1)                   MMSEA reporting makes approval unnecessary for Medicare beneficiaries.  Carriers and self-insureds already report at the beginning of a claim that they are assuming Ongoing Responsibility for Medicals and will report again when the claim is closed.  By the time an MSA is done, Medicare’s systems already block payments for treatment to those body parts.

2)                  Approval is not and never has been required.  The law merely requires that Medicare’s interest be taken into account, which is what you are doing when you incorporate the MSA terms into the C&R.
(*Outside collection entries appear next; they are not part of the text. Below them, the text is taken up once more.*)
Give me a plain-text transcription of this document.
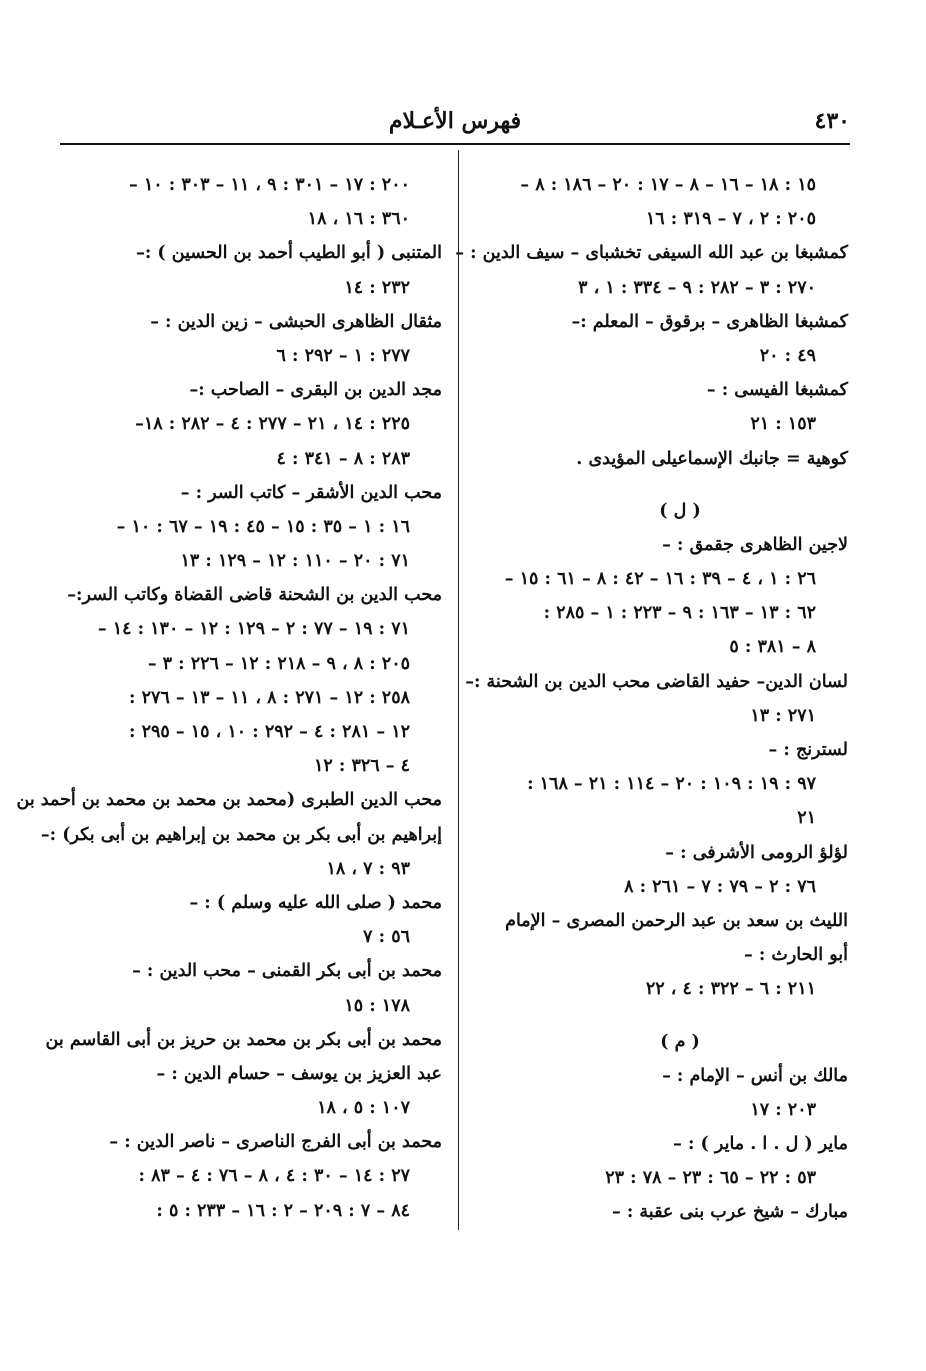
٤٣٠
فهرس الأعـلام
١٥ : ١٨ – ١٦ – ٨ – ١٧ : ٢٠ – ١٨٦ : ٨ –
٢٠٥ : ٢ ، ٧ – ٣١٩ : ١٦
كمشبغا بن عبد الله السيفى تخشباى – سيف الدين : –
٢٧٠ : ٣ – ٢٨٢ : ٩ – ٣٣٤ : ١ ، ٣
كمشبغا الظاهرى – برقوق – المعلم :–
٤٩ : ٢٠
كمشبغا الفيسى : –
١٥٣ : ٢١
كوهية = جانبك الإسماعيلى المؤيدى .
( ل )
لاجين الظاهرى جقمق : –
٢٦ : ١ ، ٤ – ٣٩ : ١٦ – ٤٢ : ٨ – ٦١ : ١٥ –
٦٢ : ١٣ – ١٦٣ : ٩ – ٢٢٣ : ١ – ٢٨٥ :
٨ – ٣٨١ : ٥
لسان الدين– حفيد القاضى محب الدين بن الشحنة :–
٢٧١ : ١٣
لسترنج : –
٩٧ : ١٩ : ١٠٩ : ٢٠ – ١١٤ : ٢١ – ١٦٨ :
٢١
لؤلؤ الرومى الأشرفى : –
٧٦ : ٢ – ٧٩ : ٧ – ٢٦١ : ٨
الليث بن سعد بن عبد الرحمن المصرى – الإمام
أبو الحارث : –
٢١١ : ٦ – ٣٢٢ : ٤ ، ٢٢
( م )
مالك بن أنس – الإمام : –
٢٠٣ : ١٧
ماير ( ل . ا . ماير ) : –
٥٣ : ٢٢ – ٦٥ : ٢٣ – ٧٨ : ٢٣
مبارك – شيخ عرب بنى عقبة : –
٢٠٠ : ١٧ – ٣٠١ : ٩ ، ١١ – ٣٠٣ : ١٠ –
٣٦٠ : ١٦ ، ١٨
المتنبى ( أبو الطيب أحمد بن الحسين ) :–
٢٣٢ : ١٤
مثقال الظاهرى الحبشى – زين الدين : –
٢٧٧ : ١ – ٢٩٢ : ٦
مجد الدين بن البقرى – الصاحب :–
٢٢٥ : ١٤ ، ٢١ – ٢٧٧ : ٤ – ٢٨٢ : ١٨–
٢٨٣ : ٨ – ٣٤١ : ٤
محب الدين الأشقر – كاتب السر : –
١٦ : ١ – ٣٥ : ١٥ – ٤٥ : ١٩ – ٦٧ : ١٠ –
٧١ : ٢٠ – ١١٠ : ١٢ – ١٢٩ : ١٣
محب الدين بن الشحنة قاضى القضاة وكاتب السر:–
٧١ : ١٩ – ٧٧ : ٢ – ١٢٩ : ١٢ – ١٣٠ : ١٤ –
٢٠٥ : ٨ ، ٩ – ٢١٨ : ١٢ – ٢٢٦ : ٣ –
٢٥٨ : ١٢ – ٢٧١ : ٨ ، ١١ – ١٣ – ٢٧٦ :
١٢ – ٢٨١ : ٤ – ٢٩٢ : ١٠ ، ١٥ – ٢٩٥ :
٤ – ٣٢٦ : ١٢
محب الدين الطبرى (محمد بن محمد بن محمد بن أحمد بن
إبراهيم بن أبى بكر بن محمد بن إبراهيم بن أبى بكر) :–
٩٣ : ٧ ، ١٨
محمد ( صلى الله عليه وسلم ) : –
٥٦ : ٧
محمد بن أبى بكر القمنى – محب الدين : –
١٧٨ : ١٥
محمد بن أبى بكر بن محمد بن حريز بن أبى القاسم بن
عبد العزيز بن يوسف – حسام الدين : –
١٠٧ : ٥ ، ١٨
محمد بن أبى الفرج الناصرى – ناصر الدين : –
٢٧ : ١٤ – ٣٠ : ٤ ، ٨ – ٧٦ : ٤ – ٨٣ :
٨٤ – ٧ : ٢٠٩ – ٢ : ١٦ – ٢٣٣ : ٥ :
3)                  Approval does not protect anyone from liability.  When a non-Medicare-beneficiary Applicant self-administers and spends the money incorrectly, all parties could be subject to reimbursement liability.

4)                  The Approval process is unnecessarily torpedoing your settlements.

Do get an MSA Allocation report.  Do create a Set-Aside in accordance with the report.  Consider a structured settlement arrangement to make sure the Medicare Set-Aside is paid over the claimant’s anticipated lifetime.  Consider custodial administration for claims where it is cost-effective.  Seek CMS approval for settlements with a gross amount in excess of $250,000, but don’t let the process ham-string your settlement.